Works in the Pilate cycle include the Anaphora Pilati (Report of Pilate), the Letter of Herod to Pilate, the Letter of Pilate to Claudius, the Letter of Pilate to Herod, the Letter of Pilate to Tiberius, the Letter of Tiberius to Pilate, the Mors Pilati (Death of Pilate), The Narrative of Joseph of Arimathea, the Paradosis Pilati (The Handing Over of Pilate), and the Vindicta Salvatoris (The Vengeance of the Savior). The most notable and popular of the cycle, the Acta Pilati (Acts of Pilate), is covered below.

===Gospel of Nicodemus===

The Gospel of Nicodemus, also known as the Acts of Pilate (Acta Pilati; Πράξεις Πιλάτου), is a New Testament apocrypha gospel claimed to have been derived from an original Hebrew work written by Nicodemus, who appears in the Gospel of John as an associate of Jesus. The title "Gospel of Nicodemus" is medieval in origin. The dates of its accreted sections are uncertain, but according to the 1907 edition of the Catholic Encyclopedia scholars agree in assigning the resulting work to the middle of the fourth century AD.

The section about Pilate is an older text found in the Greek Acts of Peter and Paul and, according to the surviving version, is an official document from Pontius Pilate (or composed from reports at the praetorium at Jerusalem) reporting events in Judea to Emperor Tiberius, and referring to the crucifixion of Jesus, as well as his miracles.

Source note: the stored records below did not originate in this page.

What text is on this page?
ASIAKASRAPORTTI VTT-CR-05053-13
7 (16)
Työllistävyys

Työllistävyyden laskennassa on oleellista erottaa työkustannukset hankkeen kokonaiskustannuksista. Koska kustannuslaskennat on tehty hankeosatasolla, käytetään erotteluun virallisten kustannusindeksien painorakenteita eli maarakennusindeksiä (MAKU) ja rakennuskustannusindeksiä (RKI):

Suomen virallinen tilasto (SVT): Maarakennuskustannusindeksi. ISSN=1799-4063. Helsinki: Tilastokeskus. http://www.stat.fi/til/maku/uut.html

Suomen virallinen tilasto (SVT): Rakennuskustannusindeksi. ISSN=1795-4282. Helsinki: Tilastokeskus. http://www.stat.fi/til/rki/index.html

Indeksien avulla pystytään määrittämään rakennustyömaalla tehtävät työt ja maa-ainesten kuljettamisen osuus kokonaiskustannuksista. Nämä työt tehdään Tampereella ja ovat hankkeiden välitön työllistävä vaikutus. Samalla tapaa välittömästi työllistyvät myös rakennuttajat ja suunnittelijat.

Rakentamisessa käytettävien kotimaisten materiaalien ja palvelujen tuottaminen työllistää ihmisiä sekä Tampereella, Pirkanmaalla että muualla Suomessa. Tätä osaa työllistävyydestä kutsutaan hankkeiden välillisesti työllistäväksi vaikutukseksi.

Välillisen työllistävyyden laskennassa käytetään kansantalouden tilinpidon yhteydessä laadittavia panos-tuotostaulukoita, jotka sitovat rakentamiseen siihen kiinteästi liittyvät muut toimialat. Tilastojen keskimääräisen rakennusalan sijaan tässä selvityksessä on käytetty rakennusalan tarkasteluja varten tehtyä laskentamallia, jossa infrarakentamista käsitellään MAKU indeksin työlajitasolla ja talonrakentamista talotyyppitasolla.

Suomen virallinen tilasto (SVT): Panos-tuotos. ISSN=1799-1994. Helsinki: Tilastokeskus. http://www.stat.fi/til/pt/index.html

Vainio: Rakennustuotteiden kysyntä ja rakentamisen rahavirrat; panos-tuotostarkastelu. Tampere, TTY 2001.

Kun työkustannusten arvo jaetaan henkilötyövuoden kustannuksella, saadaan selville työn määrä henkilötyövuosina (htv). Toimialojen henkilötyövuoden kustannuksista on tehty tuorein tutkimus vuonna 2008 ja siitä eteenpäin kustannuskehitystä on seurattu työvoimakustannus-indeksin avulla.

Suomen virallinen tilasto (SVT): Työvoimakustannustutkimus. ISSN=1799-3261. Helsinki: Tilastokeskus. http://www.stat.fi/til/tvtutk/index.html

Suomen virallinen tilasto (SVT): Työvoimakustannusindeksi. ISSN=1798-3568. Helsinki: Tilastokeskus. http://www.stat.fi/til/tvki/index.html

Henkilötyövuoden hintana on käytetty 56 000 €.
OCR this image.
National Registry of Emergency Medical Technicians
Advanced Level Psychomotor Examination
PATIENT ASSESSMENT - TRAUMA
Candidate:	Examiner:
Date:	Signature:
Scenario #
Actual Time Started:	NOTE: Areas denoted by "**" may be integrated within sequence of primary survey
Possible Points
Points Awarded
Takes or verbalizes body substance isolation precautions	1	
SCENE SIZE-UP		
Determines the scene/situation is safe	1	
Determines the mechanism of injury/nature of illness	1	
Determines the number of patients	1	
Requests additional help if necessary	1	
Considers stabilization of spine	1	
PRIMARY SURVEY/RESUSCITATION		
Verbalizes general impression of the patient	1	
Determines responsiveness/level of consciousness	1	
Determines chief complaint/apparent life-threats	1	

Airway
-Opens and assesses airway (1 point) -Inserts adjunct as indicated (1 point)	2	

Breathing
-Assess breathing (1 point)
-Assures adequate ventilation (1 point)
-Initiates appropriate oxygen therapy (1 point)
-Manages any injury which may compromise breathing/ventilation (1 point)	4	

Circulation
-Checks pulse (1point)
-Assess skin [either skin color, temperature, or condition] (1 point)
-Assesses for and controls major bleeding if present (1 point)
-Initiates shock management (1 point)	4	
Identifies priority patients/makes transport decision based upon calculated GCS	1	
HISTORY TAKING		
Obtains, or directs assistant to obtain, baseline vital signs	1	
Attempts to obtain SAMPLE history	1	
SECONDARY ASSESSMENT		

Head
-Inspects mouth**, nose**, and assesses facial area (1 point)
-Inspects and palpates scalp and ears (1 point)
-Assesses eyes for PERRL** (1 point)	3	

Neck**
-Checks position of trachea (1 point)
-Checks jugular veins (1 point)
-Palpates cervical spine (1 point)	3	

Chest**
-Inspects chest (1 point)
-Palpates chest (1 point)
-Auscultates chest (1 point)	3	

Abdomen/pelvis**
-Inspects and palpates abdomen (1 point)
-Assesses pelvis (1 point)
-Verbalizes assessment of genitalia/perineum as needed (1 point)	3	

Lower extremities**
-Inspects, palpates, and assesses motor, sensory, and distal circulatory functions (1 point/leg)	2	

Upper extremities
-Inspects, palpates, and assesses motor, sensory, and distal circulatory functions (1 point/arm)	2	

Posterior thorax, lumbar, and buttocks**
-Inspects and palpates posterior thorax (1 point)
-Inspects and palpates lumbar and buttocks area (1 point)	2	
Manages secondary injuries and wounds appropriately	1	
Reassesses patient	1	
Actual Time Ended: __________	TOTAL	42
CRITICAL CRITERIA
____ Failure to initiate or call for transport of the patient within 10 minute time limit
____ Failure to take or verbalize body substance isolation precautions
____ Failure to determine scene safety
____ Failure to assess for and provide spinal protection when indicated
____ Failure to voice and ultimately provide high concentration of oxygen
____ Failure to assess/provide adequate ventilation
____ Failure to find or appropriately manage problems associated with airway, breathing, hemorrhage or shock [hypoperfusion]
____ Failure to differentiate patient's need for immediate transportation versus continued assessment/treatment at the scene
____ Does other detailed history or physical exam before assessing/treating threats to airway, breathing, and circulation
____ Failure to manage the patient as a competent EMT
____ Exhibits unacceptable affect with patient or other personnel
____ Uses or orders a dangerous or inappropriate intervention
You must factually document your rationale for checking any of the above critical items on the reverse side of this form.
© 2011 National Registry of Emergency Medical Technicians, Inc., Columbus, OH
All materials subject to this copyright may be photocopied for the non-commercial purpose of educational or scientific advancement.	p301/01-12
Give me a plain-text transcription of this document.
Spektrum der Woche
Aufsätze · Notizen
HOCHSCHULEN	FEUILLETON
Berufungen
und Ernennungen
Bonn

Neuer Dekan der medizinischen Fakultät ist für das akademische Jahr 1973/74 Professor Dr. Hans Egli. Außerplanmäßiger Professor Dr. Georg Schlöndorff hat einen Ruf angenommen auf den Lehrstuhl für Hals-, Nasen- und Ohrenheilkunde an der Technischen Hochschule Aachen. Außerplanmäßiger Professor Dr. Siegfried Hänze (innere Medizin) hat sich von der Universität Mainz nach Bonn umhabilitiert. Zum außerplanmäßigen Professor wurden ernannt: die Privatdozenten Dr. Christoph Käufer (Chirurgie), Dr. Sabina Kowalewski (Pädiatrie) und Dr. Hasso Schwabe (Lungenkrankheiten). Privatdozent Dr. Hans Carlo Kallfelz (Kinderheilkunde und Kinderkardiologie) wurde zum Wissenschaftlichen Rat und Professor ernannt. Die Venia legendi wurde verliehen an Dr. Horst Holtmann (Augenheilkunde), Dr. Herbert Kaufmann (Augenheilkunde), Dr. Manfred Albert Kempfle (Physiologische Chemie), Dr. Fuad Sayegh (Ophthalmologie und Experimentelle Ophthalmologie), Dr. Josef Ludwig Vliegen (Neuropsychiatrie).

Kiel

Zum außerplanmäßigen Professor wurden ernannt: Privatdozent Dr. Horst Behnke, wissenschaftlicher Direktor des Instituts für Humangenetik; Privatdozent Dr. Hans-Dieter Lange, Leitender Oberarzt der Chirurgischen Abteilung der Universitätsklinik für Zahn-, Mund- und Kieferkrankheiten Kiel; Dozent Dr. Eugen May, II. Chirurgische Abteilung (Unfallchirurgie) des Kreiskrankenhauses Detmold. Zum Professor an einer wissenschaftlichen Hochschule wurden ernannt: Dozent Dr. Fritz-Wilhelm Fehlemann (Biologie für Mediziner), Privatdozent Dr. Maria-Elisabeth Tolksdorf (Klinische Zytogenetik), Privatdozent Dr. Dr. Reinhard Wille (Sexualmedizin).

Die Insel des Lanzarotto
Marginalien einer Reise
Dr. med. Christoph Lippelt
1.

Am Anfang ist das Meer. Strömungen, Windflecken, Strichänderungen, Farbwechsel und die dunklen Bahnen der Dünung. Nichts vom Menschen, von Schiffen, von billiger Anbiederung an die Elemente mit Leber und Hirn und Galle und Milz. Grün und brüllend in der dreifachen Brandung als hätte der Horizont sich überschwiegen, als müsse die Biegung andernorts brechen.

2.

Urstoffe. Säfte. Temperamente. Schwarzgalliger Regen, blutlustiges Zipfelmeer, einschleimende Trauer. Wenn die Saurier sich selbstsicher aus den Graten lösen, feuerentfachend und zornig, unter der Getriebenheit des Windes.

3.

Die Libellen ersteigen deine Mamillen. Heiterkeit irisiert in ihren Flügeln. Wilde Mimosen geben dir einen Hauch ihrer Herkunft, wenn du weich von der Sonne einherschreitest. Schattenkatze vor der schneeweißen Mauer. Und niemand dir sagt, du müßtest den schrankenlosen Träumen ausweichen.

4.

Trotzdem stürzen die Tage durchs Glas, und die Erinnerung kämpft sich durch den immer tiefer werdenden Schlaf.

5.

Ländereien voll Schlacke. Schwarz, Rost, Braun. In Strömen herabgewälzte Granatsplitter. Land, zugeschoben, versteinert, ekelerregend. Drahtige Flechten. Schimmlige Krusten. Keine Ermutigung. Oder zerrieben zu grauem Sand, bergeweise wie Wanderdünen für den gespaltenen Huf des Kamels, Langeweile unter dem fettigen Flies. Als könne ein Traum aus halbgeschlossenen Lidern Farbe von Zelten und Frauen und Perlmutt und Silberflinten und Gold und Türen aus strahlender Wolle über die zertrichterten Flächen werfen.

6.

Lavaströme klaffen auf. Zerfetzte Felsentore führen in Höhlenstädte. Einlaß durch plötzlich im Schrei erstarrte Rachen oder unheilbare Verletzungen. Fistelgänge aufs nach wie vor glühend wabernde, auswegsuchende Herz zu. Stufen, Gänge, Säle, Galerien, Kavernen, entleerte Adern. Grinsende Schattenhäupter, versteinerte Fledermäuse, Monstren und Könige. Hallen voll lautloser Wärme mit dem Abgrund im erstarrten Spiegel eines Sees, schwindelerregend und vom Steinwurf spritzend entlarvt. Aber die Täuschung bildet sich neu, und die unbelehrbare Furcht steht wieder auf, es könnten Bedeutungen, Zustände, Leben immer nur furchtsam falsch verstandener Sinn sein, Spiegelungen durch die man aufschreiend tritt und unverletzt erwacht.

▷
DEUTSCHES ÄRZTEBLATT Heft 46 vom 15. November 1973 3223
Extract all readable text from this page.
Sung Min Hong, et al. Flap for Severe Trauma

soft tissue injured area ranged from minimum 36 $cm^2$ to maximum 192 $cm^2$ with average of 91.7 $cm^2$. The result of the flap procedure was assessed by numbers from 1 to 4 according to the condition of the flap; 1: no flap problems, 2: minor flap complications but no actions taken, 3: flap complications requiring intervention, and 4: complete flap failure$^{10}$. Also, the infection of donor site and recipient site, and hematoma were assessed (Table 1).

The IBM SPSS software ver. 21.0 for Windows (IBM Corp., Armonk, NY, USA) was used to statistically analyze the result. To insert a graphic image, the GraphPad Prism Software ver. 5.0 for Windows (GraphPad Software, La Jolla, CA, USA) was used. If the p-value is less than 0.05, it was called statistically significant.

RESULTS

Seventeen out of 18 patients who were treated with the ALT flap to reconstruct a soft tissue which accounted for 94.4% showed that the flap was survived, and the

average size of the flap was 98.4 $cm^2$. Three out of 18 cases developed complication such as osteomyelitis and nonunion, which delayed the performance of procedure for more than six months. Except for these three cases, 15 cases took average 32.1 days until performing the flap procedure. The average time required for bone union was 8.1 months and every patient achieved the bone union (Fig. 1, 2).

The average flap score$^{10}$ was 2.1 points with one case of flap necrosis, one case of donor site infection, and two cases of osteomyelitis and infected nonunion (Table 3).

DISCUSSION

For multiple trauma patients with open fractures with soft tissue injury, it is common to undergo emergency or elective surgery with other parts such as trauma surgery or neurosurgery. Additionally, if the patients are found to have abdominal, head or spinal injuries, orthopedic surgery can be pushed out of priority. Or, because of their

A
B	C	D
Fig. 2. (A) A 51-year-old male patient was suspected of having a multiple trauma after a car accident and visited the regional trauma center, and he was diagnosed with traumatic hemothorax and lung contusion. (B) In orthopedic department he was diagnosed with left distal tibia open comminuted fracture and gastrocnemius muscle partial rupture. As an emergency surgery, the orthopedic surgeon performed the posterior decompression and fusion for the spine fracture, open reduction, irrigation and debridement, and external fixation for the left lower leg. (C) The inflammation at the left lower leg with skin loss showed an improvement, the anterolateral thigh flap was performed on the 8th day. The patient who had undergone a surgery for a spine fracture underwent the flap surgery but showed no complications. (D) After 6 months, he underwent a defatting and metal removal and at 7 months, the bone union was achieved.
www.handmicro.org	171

==Pseudo-Cyril of Jerusalem, on the Life and the Passion of Christ==

On the Life and the Passion of Christ or CPC 0113 is an apocryphal account of Jesus written in Sahidic. According to its written introduction, it is "a homily which the holy Apa Cyril [...] delivered", meaning Cyril of Jerusalem. Scholars, however, assume the homily to be a Pseudo-Cyrillian work. It is dated no earlier than the 8th century AD and, according to the introduction, was delivered "in the early morning of the fourth day of the Great Pascha", making it an Easter homily focusing mostly on the passion of Christ.

==Gospel of Bartholomew==

The Gospel of Bartholomew is a missing text amongst the New Testament apocrypha, mentioned in several early sources. It may be identical to either the Questions of Bartholomew, the Resurrection of Jesus Christ (by Bartholomew), or neither.
In the prologue to his commentary on Matthew, Jerome mentions a "Gospel of Bartholomew" among several other apocryphal gospels.

The author of the Decretum Gelasianum includes "the Gospels in the name of Bartholomew" in a list of condemned or unacceptable scriptures.